Conventionally, in a nonaqueous electrolyte secondary battery such as a lithium ion secondary battery, for example, a positive electrode mixture paste obtained by kneading electrode materials such as a positive electrode active material, a conductive material and a binding material (binder) together with a solvent is applied to a current collector and dried to form a positive electrode mixture layer, thereby preparing a positive electrode. In addition, a negative electrode mixture paste obtained by kneading electrode materials such as a negative electrode active material, a thickener and a binding material is applied to a current collector and dried to form a negative electrode mixture layer, thereby preparing a negative electrode.
The positive electrode, the negative electrode and a separator interposed between the positive electrode and the negative electrode are wound to form an electrode body, and the electrode body impregnated with an electrolyte solution is housed in a case to form a nonaqueous electrolyte secondary battery.
The case is provided with a positive electrode terminal and a negative electrode terminal each protruding to the outside, and the positive electrode terminal and the negative electrode terminal are connected to the positive electrode and the negative electrode through a first collecting terminal and a second collecting terminal, respectively.
A current interrupt device is interposed between the positive electrode terminal and the first collecting terminal. If the pressure inside the case becomes higher than a predetermined value, the current interrupt device operates to interrupt electrical connection between the positive electrode terminal and the first collecting terminal, which is a current path of the nonaqueous electrolyte secondary battery.
The electrolyte solution in the nonaqueous electrolyte secondary battery contains an additive that is decomposed on the surface of the positive electrode to generate gas at the time of overcharge of the nonaqueous electrolyte secondary battery, and the gas generated by the additive increases the pressure inside the case.
For properly operating the current interrupt device, it is important to efficiently generate gas at the time of overcharge of the nonaqueous electrolyte secondary battery. For efficiently generating gas and efficiently releasing the generated gas from the positive electrode mixture layer, it is effective to make the positive electrode mixture layer of the positive electrode porous.
The size of voids (pores) between positive electrode active material particles can be increased to improve the porosity of the positive electrode mixture layer when the particle diameter of the positive electrode active material contained in the positive electrode mixture layer is made large (e.g., 7 to 10 μm) as shown in FIG. 4, for example. However, when the particle diameter of positive electrode active material particles is increased as described above, electric conductivity in particles and between particles becomes insufficient. As a result, the internal resistance of the nonaqueous electrolyte secondary battery increases, leading to deterioration of the high-rate characteristics, for example, at the time of discharging the battery at a large current.
As described in Patent Literature 1, when the positive electrode mixture layer is formed, microbubbles are added to a positive electrode mixture paste to reduce the density of the positive electrode mixture paste, and the positive electrode mixture paste is applied to a current collector to prepare the positive electrode, which may improve the porosity of the positive electrode mixture layer.

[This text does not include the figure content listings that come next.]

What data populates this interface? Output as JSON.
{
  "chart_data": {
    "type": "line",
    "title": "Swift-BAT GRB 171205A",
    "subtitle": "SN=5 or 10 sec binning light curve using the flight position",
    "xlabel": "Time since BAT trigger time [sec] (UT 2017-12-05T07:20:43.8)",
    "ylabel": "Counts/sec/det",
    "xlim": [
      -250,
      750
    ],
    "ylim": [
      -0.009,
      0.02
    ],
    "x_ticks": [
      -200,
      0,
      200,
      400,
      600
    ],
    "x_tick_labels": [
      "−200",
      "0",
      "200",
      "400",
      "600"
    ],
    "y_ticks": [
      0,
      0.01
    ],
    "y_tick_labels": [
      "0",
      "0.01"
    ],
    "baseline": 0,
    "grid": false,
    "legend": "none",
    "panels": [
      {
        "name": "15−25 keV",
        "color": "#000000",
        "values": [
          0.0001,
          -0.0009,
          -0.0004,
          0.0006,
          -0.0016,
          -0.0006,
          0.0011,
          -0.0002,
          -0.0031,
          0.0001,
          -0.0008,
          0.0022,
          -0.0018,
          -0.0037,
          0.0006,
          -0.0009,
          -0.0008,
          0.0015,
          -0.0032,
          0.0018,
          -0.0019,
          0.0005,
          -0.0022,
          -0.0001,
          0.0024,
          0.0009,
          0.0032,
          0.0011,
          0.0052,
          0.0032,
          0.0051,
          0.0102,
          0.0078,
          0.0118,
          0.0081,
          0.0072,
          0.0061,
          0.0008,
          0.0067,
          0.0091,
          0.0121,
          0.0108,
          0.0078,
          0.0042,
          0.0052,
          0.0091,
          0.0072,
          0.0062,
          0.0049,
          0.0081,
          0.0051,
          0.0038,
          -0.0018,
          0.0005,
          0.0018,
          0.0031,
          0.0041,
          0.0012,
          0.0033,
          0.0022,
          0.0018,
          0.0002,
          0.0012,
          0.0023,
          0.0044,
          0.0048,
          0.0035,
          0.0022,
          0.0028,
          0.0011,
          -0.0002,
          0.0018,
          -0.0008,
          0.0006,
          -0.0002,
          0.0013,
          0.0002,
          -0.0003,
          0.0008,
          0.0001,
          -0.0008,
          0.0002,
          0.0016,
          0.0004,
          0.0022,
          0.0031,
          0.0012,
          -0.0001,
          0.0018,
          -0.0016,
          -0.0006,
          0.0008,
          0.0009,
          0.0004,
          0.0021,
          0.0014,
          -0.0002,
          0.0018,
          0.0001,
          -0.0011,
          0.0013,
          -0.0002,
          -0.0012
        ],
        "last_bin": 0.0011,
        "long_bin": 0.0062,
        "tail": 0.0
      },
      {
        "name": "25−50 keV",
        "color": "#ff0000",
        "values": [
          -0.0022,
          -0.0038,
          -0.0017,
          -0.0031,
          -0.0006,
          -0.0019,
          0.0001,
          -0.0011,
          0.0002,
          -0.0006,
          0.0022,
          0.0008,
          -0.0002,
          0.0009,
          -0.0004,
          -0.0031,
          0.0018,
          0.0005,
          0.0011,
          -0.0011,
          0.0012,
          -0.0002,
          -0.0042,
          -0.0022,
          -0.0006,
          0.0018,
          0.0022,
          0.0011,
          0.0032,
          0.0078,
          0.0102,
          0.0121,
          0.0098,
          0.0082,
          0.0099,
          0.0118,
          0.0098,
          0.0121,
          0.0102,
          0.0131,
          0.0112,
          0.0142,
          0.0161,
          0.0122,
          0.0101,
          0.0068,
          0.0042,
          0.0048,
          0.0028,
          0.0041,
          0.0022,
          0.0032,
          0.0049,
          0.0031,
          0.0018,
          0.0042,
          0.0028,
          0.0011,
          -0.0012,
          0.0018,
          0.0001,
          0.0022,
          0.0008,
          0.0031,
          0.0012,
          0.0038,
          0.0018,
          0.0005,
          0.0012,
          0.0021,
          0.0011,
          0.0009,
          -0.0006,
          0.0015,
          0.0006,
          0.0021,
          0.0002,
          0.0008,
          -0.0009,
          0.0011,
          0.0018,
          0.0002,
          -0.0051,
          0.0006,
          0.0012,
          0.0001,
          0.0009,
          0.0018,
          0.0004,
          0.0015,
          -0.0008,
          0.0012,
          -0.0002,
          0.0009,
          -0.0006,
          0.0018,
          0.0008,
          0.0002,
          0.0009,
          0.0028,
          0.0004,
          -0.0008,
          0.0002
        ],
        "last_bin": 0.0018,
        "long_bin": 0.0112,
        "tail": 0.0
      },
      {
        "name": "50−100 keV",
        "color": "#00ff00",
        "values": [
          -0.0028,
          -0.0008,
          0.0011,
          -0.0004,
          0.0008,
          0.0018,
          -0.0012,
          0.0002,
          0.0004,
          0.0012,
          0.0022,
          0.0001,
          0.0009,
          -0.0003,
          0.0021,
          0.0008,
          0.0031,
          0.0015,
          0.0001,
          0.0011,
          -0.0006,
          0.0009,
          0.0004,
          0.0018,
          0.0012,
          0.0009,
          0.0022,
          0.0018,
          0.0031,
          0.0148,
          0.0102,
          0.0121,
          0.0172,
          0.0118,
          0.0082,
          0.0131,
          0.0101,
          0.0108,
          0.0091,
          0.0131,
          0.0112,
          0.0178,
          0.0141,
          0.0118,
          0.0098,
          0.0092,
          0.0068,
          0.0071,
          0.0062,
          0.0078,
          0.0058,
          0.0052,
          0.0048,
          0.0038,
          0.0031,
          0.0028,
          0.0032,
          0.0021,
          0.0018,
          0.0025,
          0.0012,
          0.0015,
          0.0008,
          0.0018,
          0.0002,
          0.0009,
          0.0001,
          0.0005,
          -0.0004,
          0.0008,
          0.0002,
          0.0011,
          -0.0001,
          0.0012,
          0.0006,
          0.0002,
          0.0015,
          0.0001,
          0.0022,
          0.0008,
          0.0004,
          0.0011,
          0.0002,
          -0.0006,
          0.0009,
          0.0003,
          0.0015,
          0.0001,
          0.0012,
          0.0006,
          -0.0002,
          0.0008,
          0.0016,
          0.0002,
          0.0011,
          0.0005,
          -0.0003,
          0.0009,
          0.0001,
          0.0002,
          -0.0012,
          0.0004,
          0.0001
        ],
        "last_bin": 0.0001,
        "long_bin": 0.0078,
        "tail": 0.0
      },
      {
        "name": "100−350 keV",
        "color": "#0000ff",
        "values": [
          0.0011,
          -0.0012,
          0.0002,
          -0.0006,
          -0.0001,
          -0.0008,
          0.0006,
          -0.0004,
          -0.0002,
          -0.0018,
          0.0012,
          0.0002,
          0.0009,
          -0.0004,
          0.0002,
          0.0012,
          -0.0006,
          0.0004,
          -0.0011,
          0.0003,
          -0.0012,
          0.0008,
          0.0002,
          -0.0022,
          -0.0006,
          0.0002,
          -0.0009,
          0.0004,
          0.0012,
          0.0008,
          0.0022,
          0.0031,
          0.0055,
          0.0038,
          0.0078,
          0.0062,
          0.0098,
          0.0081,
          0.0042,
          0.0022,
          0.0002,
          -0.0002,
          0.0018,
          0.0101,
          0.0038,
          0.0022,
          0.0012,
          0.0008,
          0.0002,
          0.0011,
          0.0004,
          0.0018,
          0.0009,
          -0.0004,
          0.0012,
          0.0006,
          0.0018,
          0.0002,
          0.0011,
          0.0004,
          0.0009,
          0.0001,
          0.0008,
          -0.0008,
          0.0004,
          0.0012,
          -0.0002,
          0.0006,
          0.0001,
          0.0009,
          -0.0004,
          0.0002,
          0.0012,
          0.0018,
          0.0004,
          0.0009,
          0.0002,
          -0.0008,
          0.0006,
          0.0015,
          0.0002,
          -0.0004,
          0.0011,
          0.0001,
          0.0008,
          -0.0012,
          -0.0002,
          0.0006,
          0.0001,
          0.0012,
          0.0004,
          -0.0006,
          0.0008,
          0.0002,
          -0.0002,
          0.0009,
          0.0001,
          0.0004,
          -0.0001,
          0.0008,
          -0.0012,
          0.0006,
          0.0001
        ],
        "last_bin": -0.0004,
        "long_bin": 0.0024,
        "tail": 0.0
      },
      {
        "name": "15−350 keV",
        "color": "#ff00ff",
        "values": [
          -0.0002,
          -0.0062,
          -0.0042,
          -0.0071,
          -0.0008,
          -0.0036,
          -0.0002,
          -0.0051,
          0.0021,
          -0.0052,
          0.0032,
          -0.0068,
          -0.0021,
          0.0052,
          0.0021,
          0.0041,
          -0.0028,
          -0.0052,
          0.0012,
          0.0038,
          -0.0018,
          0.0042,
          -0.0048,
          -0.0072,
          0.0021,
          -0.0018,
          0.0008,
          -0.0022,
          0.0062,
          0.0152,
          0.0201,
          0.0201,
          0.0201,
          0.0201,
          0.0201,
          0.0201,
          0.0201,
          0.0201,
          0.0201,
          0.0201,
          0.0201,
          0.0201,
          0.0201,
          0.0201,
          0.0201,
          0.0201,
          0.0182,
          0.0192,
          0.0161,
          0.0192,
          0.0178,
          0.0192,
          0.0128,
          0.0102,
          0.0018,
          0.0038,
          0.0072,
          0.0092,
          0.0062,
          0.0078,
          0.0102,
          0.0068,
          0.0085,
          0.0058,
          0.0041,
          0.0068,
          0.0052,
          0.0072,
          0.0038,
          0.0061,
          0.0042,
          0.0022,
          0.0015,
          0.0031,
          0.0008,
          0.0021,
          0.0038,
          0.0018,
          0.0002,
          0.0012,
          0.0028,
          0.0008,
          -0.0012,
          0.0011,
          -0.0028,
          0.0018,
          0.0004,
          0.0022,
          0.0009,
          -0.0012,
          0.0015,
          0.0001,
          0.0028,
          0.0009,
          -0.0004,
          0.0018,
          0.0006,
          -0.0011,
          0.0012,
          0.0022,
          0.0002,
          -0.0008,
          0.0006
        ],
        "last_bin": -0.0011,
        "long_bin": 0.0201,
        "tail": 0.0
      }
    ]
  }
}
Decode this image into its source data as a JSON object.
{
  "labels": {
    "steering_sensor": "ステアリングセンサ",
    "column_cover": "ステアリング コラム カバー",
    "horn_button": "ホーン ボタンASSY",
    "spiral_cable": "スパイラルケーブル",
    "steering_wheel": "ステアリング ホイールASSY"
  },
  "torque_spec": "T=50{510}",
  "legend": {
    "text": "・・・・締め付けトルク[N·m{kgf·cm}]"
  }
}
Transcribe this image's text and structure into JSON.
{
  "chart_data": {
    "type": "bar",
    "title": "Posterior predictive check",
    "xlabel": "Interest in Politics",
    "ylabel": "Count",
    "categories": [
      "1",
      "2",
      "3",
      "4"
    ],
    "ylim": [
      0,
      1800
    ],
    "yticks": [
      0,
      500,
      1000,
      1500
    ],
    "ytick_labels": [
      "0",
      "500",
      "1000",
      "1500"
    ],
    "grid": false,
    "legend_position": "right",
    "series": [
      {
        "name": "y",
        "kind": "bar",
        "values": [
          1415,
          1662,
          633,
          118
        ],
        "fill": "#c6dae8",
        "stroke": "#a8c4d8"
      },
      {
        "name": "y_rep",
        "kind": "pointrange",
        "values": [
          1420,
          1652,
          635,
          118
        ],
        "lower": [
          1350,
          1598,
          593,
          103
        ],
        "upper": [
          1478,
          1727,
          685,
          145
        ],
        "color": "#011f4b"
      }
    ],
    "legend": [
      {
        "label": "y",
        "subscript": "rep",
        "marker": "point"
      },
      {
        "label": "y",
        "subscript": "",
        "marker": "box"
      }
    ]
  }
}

However, the technique described in Patent Literature 1 has the following problem: microbubbles are added throughout the positive electrode mixture paste, and many voids exist not only on a surface of the positive electrode mixture layer but also in the vicinity of the current collector. Therefore, electric conductivity in particles and between particles of the positive electrode active material becomes insufficient, and the internal resistance of the positive electrode increases, leading to deterioration of the high-rate characteristics of the nonaqueous electrolyte secondary battery.
On the other hand, as shown in FIG. 5, if the particle diameter of positive electrode active material particles is made small (e.g., 2 to less than 7 μm) as a whole, conductivity in particles and between particles can be secured, and high-rate characteristics can be improved. However, the distance between particles decreases, and the size of voids between positive electrode active material particles is reduced. As a result, generation of gas in the positive electrode mixture layer is suppressed at the time of overcharge, and the generated gas is hard to be released from the inside of the positive electrode mixture layer, which makes it difficult to reliably operate the current interrupt device.